If there was anybody powerful enough to act as a rival to MBS, the Saudi state’s crackdown on critics, prominent religious leaders, Muhammad bin Nayef, and now several other royals has probably eliminated them. But the degree to which MBS has accumulated absolute power, in a way that’s foreign even within the highly authoritarian Saudi framework, is bound to cause some resentments.

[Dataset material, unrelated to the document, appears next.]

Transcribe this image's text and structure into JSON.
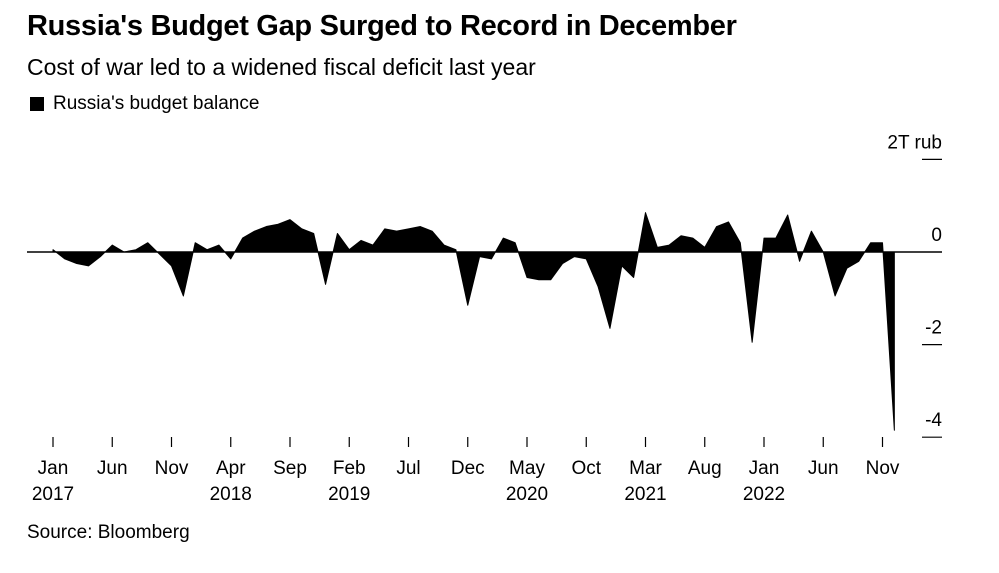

And the seemingly arbitrary nature of his purges, even the ones framed as “anti-corruption,” is likely to make potential investors more nervous about doing business in the kingdom–particularly considering that Saturday’s dragnet caught Alwaleed, a very prominent member of the global investor community.


I don’t want to say anything, but you heard it here first (or at least fairly early on):

Escalating tensions with the United States have stirred nationalist sentiment in Iran, giving its hard-liners an opportunity to more fiercely target critics and settle old scores, rights advocates and analysts say.


The clampdown on activists, journalists and even politicians has served as a warning to pro-reform leaders who have pushed for a more tolerant and open Iran.


In recent weeks, hard-line judges have confined a reformist ex-president to his home, sentenced pro-reform leaders to prison and opened a criminal investigation into BBC’s Persian-language channel for conspiracy to harm national security.


They also placed travel restrictions on the family of late president Ali Akbar Hashemi Rafsanjani, another reformer, and on Wednesday an appeals court upheld a sentence for a pro-reform activist on national security charges.

Lest we make the mistake of chalking this up to the Washington foreign policy establishment fucking up yet again, my belief has always been that this is exactly what they wanted to happen. Maintaining the constant drumbeat for doing war on Iran is more difficult when the Iranians put a moderate face out to the world, like Hassan Rouhani’s. The Bomb Bomb Iran types much prefer that Iran’s hardliners remain ascendent for that reason, and thankfully for them Trump’s election gave them a president willing to help give Iranian politics a big nudge in that direction.